After going through its analysis in Wilsonart, the Florida Supreme Court held that the more relaxed federal standard should replace the state standard. Citing the Celotex Corp. v. Catrett decision from the Supreme Court of the United States, the Florida Supreme Court stated that rather than require the moving party to affirmatively disprove or negate the nonmoving party’s claims, the new standard would simply require the moving party to “‘point[] out to the district court … that there is an absence of evidence to support the nonmoving party’s case.’” The Florida Supreme Court reasoned that this relaxed standard was more appropriate because it aligned more closely with the purpose behind the rule, as stated in Celotex: “‘One of the principal purposes of the summary judgment rule is to isolate and dispose of factually unsupported claims or defenses, and … it should be interpreted in a way that allows it to accomplish this purpose.’” The Florida Supreme Court declined to apply the federal standard in Wilsonart, however, noting that the change must be done prospectively, through a rule amendment.

The Rule Amendment

The very same day, the Florida Supreme Court amended Florida’s summary judgment rule, which is codified at Fla. R. Civ. P. 1.510, to adopt the standard articulated in Celotex and its progeny. The Florida Supreme Court noted that the two summary judgment rules shared the “same overarching purpose,” which was “‘to secure the just, speedy, and inexpensive determination of every action’,” and that the actual text of the two summary judgment rules was strikingly similar. Nevertheless, Florida courts and federal courts have departed dramatically in their application of these two rules.

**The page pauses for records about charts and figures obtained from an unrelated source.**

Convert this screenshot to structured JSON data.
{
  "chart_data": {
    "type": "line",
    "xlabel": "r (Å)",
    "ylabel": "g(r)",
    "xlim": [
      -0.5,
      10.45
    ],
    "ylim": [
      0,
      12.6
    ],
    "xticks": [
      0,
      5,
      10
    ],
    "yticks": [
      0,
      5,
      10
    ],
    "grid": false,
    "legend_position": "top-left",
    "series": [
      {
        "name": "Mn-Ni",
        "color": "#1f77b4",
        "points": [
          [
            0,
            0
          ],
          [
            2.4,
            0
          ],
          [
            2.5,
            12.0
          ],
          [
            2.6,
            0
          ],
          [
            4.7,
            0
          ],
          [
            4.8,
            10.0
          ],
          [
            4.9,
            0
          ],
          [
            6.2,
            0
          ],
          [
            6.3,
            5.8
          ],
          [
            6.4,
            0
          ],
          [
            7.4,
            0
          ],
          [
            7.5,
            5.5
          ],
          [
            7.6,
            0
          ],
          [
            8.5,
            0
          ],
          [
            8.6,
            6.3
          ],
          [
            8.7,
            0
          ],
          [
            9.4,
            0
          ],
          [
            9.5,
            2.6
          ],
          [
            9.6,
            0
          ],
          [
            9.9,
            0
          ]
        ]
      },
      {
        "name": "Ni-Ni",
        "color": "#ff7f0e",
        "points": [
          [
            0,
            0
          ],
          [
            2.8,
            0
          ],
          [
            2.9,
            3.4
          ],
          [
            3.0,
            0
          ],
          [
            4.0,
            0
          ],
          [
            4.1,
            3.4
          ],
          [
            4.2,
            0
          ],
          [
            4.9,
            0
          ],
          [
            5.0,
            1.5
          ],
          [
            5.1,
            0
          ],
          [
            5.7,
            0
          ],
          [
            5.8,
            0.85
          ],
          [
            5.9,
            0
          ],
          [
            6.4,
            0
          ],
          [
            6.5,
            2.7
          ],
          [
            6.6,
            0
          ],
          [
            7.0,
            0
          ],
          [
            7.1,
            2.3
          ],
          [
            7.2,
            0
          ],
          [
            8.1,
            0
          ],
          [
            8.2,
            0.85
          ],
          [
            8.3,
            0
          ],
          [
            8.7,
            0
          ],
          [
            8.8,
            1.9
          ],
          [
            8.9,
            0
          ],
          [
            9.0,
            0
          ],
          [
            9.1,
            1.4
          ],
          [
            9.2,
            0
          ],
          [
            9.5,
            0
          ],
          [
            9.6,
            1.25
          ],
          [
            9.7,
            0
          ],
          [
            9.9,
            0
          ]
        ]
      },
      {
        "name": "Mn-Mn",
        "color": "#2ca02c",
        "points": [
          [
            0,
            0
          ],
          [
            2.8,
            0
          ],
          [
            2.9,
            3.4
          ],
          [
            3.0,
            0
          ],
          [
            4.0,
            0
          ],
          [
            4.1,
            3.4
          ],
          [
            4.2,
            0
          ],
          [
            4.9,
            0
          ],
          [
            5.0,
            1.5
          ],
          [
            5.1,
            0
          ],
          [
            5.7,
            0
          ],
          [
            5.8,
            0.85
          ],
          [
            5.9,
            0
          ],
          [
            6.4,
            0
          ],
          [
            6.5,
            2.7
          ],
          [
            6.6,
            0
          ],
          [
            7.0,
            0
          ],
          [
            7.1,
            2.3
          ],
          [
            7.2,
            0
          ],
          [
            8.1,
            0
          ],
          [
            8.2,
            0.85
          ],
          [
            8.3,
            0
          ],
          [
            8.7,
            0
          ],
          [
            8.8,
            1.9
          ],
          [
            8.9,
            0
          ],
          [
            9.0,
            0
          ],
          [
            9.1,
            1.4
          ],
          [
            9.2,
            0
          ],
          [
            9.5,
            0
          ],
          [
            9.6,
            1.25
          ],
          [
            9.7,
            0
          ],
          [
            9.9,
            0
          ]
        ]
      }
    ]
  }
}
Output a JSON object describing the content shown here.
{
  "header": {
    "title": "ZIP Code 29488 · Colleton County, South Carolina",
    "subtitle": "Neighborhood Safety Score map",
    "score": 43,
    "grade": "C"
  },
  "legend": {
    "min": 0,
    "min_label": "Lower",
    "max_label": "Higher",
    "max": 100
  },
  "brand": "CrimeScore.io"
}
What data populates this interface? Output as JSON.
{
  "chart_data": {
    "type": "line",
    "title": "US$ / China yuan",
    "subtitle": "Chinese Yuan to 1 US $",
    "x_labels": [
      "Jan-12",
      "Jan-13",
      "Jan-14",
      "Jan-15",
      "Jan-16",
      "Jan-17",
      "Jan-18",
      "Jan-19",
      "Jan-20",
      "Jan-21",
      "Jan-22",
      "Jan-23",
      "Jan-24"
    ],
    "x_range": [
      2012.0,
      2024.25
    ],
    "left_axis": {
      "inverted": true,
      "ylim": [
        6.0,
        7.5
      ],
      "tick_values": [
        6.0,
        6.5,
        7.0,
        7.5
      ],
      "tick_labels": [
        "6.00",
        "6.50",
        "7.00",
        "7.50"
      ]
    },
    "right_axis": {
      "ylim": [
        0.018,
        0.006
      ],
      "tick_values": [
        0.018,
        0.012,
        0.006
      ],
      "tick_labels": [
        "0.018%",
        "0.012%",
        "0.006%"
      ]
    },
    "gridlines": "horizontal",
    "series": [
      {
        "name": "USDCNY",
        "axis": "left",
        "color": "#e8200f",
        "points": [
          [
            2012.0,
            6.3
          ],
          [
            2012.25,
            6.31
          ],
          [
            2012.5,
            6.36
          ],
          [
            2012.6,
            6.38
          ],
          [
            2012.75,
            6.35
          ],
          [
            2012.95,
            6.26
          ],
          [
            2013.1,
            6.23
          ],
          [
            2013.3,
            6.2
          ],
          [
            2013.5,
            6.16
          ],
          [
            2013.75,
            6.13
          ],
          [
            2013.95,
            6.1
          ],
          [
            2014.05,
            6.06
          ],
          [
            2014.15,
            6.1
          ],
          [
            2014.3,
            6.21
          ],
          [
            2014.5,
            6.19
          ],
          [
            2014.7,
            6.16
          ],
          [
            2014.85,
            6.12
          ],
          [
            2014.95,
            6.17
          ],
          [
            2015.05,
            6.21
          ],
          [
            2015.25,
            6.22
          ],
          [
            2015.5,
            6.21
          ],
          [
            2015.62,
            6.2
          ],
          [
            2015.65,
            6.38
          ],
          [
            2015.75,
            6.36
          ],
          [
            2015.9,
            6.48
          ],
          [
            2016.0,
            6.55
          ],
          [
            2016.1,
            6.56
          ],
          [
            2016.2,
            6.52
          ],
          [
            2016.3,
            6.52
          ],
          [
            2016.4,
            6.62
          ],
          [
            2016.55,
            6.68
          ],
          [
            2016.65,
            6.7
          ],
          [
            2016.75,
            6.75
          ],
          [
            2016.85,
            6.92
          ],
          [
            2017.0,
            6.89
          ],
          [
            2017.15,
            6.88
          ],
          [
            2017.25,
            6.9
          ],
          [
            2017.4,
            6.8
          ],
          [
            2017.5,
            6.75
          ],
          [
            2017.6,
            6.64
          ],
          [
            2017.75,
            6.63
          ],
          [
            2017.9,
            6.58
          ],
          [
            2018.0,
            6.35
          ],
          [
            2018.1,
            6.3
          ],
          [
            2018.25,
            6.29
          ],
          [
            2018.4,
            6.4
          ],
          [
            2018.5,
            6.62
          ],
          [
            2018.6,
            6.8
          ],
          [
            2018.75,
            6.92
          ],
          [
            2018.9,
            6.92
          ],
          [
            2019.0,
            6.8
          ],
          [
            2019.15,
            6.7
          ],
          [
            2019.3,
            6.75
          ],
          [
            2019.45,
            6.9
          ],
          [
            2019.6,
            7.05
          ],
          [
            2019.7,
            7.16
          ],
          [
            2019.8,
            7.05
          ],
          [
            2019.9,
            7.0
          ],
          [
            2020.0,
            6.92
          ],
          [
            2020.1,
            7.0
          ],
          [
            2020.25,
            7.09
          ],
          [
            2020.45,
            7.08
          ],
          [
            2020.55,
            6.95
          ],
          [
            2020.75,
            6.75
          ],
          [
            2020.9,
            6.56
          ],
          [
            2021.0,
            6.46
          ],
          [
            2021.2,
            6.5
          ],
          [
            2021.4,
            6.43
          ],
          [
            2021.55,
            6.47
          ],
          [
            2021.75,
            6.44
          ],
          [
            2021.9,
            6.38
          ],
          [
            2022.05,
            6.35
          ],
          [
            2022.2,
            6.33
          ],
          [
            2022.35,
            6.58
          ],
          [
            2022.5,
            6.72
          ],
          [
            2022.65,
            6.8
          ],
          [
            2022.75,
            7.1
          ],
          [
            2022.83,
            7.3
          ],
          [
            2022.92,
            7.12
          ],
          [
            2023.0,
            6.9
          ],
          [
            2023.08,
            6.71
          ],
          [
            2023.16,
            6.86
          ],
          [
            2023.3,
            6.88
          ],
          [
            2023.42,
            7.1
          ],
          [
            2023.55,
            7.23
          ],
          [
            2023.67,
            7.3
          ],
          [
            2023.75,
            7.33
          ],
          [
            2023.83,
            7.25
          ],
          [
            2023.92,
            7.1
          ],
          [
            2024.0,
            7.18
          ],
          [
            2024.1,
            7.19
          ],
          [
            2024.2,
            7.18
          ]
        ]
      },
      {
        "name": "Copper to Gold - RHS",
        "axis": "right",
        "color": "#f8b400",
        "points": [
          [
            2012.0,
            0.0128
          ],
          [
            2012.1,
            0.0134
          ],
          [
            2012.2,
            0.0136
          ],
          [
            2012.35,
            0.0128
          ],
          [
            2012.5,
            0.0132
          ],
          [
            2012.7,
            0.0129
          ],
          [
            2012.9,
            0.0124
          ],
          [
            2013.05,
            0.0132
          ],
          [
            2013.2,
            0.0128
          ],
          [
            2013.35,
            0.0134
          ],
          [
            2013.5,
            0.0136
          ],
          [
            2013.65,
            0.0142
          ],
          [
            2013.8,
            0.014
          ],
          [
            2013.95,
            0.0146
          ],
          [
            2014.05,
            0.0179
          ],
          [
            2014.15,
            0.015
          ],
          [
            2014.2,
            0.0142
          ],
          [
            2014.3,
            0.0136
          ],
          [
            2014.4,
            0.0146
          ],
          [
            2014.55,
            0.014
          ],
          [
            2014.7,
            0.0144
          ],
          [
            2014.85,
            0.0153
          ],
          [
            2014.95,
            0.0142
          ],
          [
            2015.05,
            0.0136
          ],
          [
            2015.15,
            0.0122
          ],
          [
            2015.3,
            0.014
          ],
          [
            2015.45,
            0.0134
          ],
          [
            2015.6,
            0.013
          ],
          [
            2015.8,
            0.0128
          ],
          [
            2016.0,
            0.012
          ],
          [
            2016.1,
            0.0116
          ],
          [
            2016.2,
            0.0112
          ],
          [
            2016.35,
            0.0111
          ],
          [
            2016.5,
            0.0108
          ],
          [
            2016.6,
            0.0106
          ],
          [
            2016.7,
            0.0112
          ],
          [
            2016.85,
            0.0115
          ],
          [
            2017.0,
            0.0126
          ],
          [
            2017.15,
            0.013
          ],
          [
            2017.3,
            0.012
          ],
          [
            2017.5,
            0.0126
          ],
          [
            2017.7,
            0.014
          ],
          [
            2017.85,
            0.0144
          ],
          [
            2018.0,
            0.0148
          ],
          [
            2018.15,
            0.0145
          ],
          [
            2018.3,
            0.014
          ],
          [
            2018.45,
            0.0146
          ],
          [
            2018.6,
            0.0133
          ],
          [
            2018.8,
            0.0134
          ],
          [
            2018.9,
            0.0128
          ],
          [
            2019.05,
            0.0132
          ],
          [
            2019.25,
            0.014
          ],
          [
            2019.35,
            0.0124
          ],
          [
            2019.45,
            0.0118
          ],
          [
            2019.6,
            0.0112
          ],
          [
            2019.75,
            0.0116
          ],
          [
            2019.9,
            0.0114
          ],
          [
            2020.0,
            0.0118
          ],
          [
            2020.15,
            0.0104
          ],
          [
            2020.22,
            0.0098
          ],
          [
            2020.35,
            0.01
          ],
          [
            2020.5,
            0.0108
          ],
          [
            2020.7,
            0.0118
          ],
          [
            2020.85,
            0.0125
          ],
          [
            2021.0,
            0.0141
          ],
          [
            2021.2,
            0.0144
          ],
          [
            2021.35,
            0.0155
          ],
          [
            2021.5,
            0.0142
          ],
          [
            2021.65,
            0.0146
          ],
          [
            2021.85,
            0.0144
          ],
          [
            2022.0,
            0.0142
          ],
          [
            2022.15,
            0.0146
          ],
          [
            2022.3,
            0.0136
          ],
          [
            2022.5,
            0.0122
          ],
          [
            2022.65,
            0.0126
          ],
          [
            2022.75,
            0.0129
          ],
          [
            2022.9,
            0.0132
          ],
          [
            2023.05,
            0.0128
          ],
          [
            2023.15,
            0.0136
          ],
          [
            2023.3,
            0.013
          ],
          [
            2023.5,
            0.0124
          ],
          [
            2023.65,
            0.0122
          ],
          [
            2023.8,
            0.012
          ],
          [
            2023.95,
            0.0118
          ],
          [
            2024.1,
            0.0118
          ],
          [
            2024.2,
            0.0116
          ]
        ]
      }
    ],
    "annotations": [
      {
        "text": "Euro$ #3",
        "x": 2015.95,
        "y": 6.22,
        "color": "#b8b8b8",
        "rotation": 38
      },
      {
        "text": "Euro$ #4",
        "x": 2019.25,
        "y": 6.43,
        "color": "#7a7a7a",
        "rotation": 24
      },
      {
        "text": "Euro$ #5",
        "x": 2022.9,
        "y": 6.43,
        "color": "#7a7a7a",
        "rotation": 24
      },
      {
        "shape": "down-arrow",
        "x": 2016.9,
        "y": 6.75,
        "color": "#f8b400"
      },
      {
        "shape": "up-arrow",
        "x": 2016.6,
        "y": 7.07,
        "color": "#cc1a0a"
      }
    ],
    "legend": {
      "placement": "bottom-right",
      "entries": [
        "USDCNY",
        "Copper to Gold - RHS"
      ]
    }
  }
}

Among other things, Florida courts have taken a more expansive view of what constitutes a “genuine issue” of material fact. The Florida Supreme Court noted this point in In Re: Amendments to Florida Rule of Civil Procedure 1.510, quoting Berman’s Florida Civil Procedure § 1.510:5 (2020 ed.): “the existence of any competent evidence creating an issue of fact, however credible or incredible, substantial or trivial, stops the inquiry and precludes summary judgment, so long as the ‘slightest doubt’ is raised.’”

By contrast, in Anderson v. Liberty Lobby, Inc., 477 U.S. 242 (1986), the Supreme Court of the United States described the federal test as whether “‘the evidence is such that a reasonable jury could return a verdict for the nonmoving party.’” The Florida Supreme Court found that the federal standard was more in line with the overarching goal of having a “just, speedy, and inexpensive determination of every action.”

In adopting the federal standard, the Florida Supreme Court reasoned that the standard better comported with the court’s aims to improve the “fairness and efficiency” of Florida’s judicial system, spare parties undue costs associated with “meritless litigation,” and “save the work of juries for cases where there are real factual disputes that need resolution.”

What Does This All Mean?

This amendment to Florida Rule of Civil Procedure 1.510 will not go into effect until May 1, 2021. (It is now subject to public comment, and all comments must be filed with the Florida Supreme Court on or before March 2, 2021.) Assuming that the amendment goes into effect as proposed, parties may have a greater chance at succeeding on motions for summary judgment in Florida state courts. Lawyers may also look to federal decisions for guidance as to how record evidence ought to be weighed under the amended rule. That being said, only time will conclusively tell how Florida trial courts will interpret and apply the amended rule.

DISCLAIMER: Because of the generality of this update, the information provided herein may not be applicable in all situations and should not be acted upon without specific legal advice based on particular situations.